Department of Education

Undergraduate Thesis Spotlight: Ava Bradley '26

Ava's thesis explored how educators can better engage the families of dually identified students in a rapidly changing Rhode Island district.

For her senior thesis, newly graduated Education Studies concentrator Ava Bradley focused on students who are both multilingual learners and recipients of special education services. Her research, titled "A Spot at the Table," asked how educators, administrators, and school staff can meaningfully engage the families of these students, as well as the challenges with engagement. 

Bradley's interest in this population emerged from a reference in Dr. Tricia Kelly's course, Perspectives on Multilingual Learners in U.S. Schools. "There was a mention of dually identified students and how little literature existed on them," she recalled. Bradley shared, "I want to be an early childhood special education teacher in Rhode Island, which is a very linguistically diverse context, so I knew I would be working with dually identified students throughout my career." The family engagement angle was shaped by a second course, Dr.
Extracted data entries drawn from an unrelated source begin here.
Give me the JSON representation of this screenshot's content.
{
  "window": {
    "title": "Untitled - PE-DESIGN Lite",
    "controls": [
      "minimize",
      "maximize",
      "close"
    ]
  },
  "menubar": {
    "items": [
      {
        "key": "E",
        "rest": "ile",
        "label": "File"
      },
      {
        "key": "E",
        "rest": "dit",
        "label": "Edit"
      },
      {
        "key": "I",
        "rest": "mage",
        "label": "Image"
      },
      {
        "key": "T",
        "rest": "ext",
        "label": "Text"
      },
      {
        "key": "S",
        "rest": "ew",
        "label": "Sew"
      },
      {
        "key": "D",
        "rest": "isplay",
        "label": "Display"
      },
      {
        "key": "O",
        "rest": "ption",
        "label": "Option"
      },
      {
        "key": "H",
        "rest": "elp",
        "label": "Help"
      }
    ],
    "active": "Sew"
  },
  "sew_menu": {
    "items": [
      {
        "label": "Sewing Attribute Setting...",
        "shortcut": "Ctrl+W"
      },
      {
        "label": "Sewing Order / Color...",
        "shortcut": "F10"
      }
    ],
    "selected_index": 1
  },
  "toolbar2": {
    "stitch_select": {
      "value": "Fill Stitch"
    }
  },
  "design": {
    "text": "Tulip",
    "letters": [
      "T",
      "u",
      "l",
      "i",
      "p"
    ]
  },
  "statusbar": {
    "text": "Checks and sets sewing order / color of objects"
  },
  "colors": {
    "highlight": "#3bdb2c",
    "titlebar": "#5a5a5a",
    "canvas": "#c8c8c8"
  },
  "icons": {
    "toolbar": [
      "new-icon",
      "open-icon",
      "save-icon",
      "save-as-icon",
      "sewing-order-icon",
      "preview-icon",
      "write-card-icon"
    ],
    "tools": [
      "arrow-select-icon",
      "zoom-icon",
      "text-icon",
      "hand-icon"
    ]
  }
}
Yoko Yamamoto's Family Engagement in Education, as well as her own experiences as a preschool teacher navigating relationships with families firsthand.

Her study took place in a small, suburban Rhode Island school district that has seen a significant recent increase in its population of dually identified students. Through 12 semi-structured interviews with educators, administrators, and school staff, Bradley sought to understand both the challenges practitioners face and the aspirations they hold for doing this work better.

The intersecting identities of dually identified students and their families, navigating both language difference and disability, create layered challenges that don't fit neatly into existing frameworks designed for either population alone. At the same time, the staff Bradley interviewed articulated hope for more innovative, responsive approaches.

Two frameworks rooted her analysis. The Dual Capacity-Building Framework for Family-School Partnerships (Mapp & Bergman, 2019) is a research-based guide focused on building the skills, knowledge, and confidence of both school staff and families in order to strengthen partnerships. The Funds of Knowledge framework (Moll et al., 1992) offers a complementary lens, one that treats the cultural, linguistic, and experiential knowledge that families carry as genuine assets to be honored and drawn upon. Bradley found that the aspirations her interview participants expressed were consistent with both frameworks, even when they didn't name them explicitly.

Her central conclusion was that districts responding to this growing population cannot rely on one-size-fits-all engagement strategies. "The intersectional identities of dually identified students and their families entail specific and nuanced challenges," she shared, ones that call for approaches intentionally designed around their particular strengths and needs.

Her research also pointed toward what remains to be learned, including how family engagement practices ultimately connect to student outcomes for dually identified students; a question the field has yet to fully examine.

Next year, Bradley will complete the C.G.S. in Early Childhood Special Education at Rhode Island College while working full-time in a school, where she expects to work directly with dually identified students and their families. "My thesis hasn't necessarily changed my career path," she said, "but it has informed how I think about the importance of family engagement and the strategies I'll use to engage families."